Leverage your cross-over perspective.
If you look at my background, I have nothing to do with the media. The reason that people loved what I was doing and that startups respect what we’re doing, I think, is the cross-over, interdisciplinary perspective.
My background in computer science really helped. I talk with startups and founders not as a traditional journalist but as a tech guy, focusing on our interests instead of trying to catch eyeballs like traditional media.
It’s good for the founders to know that we understand technology, so that we can find the synergy. Tech journalists have to be tech-oriented on top of being a journalist.
No matter what your background, know that your outsider status can give you advantages. Whatever you’re in, plug in what you already have. That will make you stand out.
3. What have you learned about building a great company culture?

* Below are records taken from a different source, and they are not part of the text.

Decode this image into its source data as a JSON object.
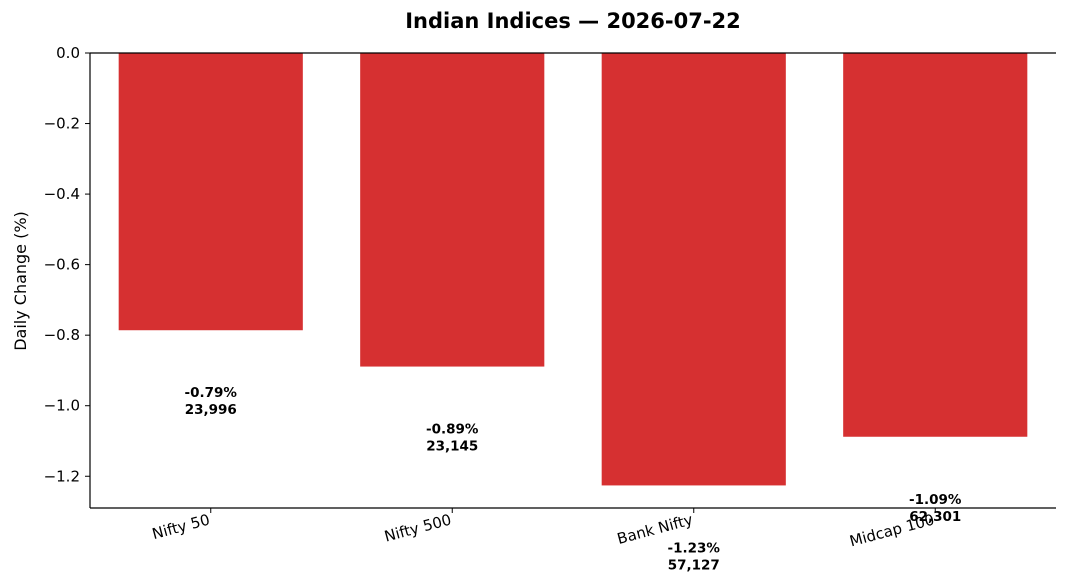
{
  "chart_data": {
    "type": "bar",
    "title": "Indian Indices — 2026-07-22",
    "xlabel": "",
    "ylabel": "Daily Change (%)",
    "ylim": [
      -1.29,
      0.0
    ],
    "yticks": [
      0.0,
      -0.2,
      -0.4,
      -0.6,
      -0.8,
      -1.0,
      -1.2
    ],
    "ytick_labels": [
      "0.0",
      "−0.2",
      "−0.4",
      "−0.6",
      "−0.8",
      "−1.0",
      "−1.2"
    ],
    "categories": [
      "Nifty 50",
      "Nifty 500",
      "Bank Nifty",
      "Midcap 100"
    ],
    "values": [
      -0.786,
      -0.889,
      -1.226,
      -1.088
    ],
    "data_labels": [
      {
        "change": "-0.79%",
        "level": "23,996"
      },
      {
        "change": "-0.89%",
        "level": "23,145"
      },
      {
        "change": "-1.23%",
        "level": "57,127"
      },
      {
        "change": "-1.09%",
        "level": "62,301"
      }
    ],
    "bar_color": "#d63031",
    "grid": false,
    "legend": "none"
  }
}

It’s been a learning curve: scaling from a one-person team to 10-person staff is a story, from 10 to 100 is another story. The most important thing is to convince your staff to follow your dream and what you want to achieve.
I made some mistakes earlier and saw my founder friends make the same mistake. We all know founders with great mindsets, good backgrounds, good leadership skills; but the company still fails. When you do a postmortem, you realize that as the team gets bigger, it’s all about the team mindset. It’s no longer the one founder’s mindset.

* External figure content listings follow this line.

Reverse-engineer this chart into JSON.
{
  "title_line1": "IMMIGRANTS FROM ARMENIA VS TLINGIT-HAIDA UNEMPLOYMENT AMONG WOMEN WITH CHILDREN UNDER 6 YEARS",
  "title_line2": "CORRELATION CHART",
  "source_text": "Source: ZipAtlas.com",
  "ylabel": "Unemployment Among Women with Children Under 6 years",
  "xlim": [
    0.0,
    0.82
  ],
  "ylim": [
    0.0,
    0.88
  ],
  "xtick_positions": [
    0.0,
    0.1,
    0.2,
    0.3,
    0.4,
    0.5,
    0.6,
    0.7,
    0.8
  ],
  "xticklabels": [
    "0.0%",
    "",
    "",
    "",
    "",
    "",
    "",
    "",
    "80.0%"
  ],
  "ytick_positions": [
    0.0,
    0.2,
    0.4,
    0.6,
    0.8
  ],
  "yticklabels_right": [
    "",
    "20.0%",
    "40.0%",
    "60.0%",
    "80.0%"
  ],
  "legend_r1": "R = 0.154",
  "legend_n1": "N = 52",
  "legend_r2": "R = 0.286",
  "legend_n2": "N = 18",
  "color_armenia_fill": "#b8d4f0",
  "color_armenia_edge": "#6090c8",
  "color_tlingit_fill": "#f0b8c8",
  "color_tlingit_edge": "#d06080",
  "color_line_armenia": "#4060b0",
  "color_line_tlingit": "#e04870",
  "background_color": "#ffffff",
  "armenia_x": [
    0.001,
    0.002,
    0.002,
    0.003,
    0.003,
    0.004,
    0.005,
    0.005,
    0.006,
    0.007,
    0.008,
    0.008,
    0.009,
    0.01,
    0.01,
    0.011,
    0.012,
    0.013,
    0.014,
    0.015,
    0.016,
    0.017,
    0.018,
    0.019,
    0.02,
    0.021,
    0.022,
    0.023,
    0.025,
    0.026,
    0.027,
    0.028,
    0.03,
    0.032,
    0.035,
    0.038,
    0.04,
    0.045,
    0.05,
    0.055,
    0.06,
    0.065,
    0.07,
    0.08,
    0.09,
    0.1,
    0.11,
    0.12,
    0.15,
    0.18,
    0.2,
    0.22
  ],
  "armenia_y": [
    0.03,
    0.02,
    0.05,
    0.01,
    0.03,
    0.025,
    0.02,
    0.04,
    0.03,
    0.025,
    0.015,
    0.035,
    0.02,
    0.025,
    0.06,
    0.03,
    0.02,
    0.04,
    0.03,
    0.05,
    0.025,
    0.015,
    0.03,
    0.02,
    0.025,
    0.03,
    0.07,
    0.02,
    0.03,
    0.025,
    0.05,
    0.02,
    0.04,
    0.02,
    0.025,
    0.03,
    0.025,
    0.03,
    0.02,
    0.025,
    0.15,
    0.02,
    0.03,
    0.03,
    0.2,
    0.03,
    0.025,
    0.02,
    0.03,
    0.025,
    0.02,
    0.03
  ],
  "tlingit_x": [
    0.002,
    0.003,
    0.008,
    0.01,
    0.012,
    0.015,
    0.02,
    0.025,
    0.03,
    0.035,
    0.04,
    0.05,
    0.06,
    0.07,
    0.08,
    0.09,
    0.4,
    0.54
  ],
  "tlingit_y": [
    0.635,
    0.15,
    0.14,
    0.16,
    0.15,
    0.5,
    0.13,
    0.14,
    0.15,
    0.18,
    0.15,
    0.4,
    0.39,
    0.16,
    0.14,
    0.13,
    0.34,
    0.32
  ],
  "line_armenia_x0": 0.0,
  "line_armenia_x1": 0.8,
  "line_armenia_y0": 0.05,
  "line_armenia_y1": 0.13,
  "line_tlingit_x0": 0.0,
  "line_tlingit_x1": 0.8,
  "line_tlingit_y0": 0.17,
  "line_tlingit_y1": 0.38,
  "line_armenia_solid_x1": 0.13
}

It’s very important to explain your 1-2 year vision so that the team can understand and execute your ideas, so that everyone is on the right track. Many founders fail, not because the team is not good enough, but because their visions didn’t align.

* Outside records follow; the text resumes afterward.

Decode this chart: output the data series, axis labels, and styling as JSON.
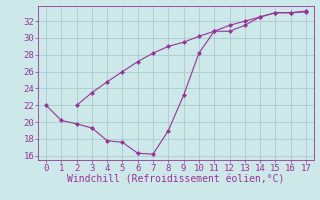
{
  "background_color": "#cce8e8",
  "grid_color": "#aacccc",
  "line_color": "#993399",
  "marker_color": "#993399",
  "xlabel": "Windchill (Refroidissement éolien,°C)",
  "xlabel_fontsize": 7,
  "tick_fontsize": 6.5,
  "xlim": [
    -0.5,
    17.5
  ],
  "ylim": [
    15.5,
    33.8
  ],
  "yticks": [
    16,
    18,
    20,
    22,
    24,
    26,
    28,
    30,
    32
  ],
  "xticks": [
    0,
    1,
    2,
    3,
    4,
    5,
    6,
    7,
    8,
    9,
    10,
    11,
    12,
    13,
    14,
    15,
    16,
    17
  ],
  "upper_x": [
    2,
    3,
    4,
    5,
    6,
    7,
    8,
    9,
    10,
    11,
    12,
    13,
    14,
    15,
    16,
    17
  ],
  "upper_y": [
    22.0,
    23.5,
    24.8,
    26.0,
    27.2,
    28.2,
    29.0,
    29.5,
    30.2,
    30.8,
    31.5,
    32.0,
    32.5,
    33.0,
    33.0,
    33.2
  ],
  "lower_x": [
    0,
    1,
    2,
    3,
    4,
    5,
    6,
    7,
    8,
    9,
    10,
    11,
    12,
    13,
    14,
    15,
    16,
    17
  ],
  "lower_y": [
    22.0,
    20.2,
    19.8,
    19.3,
    17.8,
    17.6,
    16.3,
    16.2,
    19.0,
    23.2,
    28.2,
    30.8,
    30.8,
    31.5,
    32.5,
    33.0,
    33.0,
    33.1
  ]
}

4. What excites you about the future of technology?
Technology has always been my lifelong passion. I’d love to see more 5G applications. It’s full of potential: once 5G is more ready and commercially viable, opportunities will bloom in many other sectors including AR, VR, IoT, etc.
Another exciting thing is what’s happening in Southeast Asia. We’ve been tracking China for quite a while and are excited to see what will happen in Southeast Asia in the next five or 10 years.
History is repeating itself: what has happened in China is playing out in this part of the world. China used to look to Silicon Valley to copy everything: five years ago, companies in China used to pitch themselves as the YouTube or Twitter of China. Now, Southeast Asian startups are introducing themselves as the Luckin of Indonesia, or the TikTok or other Chinese companies of Southeast Asia.
China has moved fast in the tech space, and the next centers of innovation would be in Southeast Asia or APAC in broader terms.
5. One habit that has the most impact on your life
I’d recommend trying out new things, as much as you can. I spent most of my time on the management side now, but still I’m learning video editing myself.
I interviewed Paypal co-founder Max Levchin a long time ago, but something he said stuck with me. Max said that for founders to succeed, the most important thing is to be curious.
So I’d say keep your lifelong curiosity. You may find something that amplifies what you’re doing right now, or discover something you really want to do next.
Bonus: Habit for life
When I started TechNode as a blog, from 2008 till 2012, nobody believed or understood the idea behind a tech blog. My family supported me, but they didn’t get it. Because it was just a blog. Come to think of it, there are so many blogs that just fade out and die. Sometimes I feel that I’m lucky because I didn’t do anything significantly greater than others. But I followed my passion and essentially just kept doing what felt true to me.
If you really feel the passion, you have to stick to it. If you’re recognized by the industry, if people respect you for what you are doing, then you have found your way.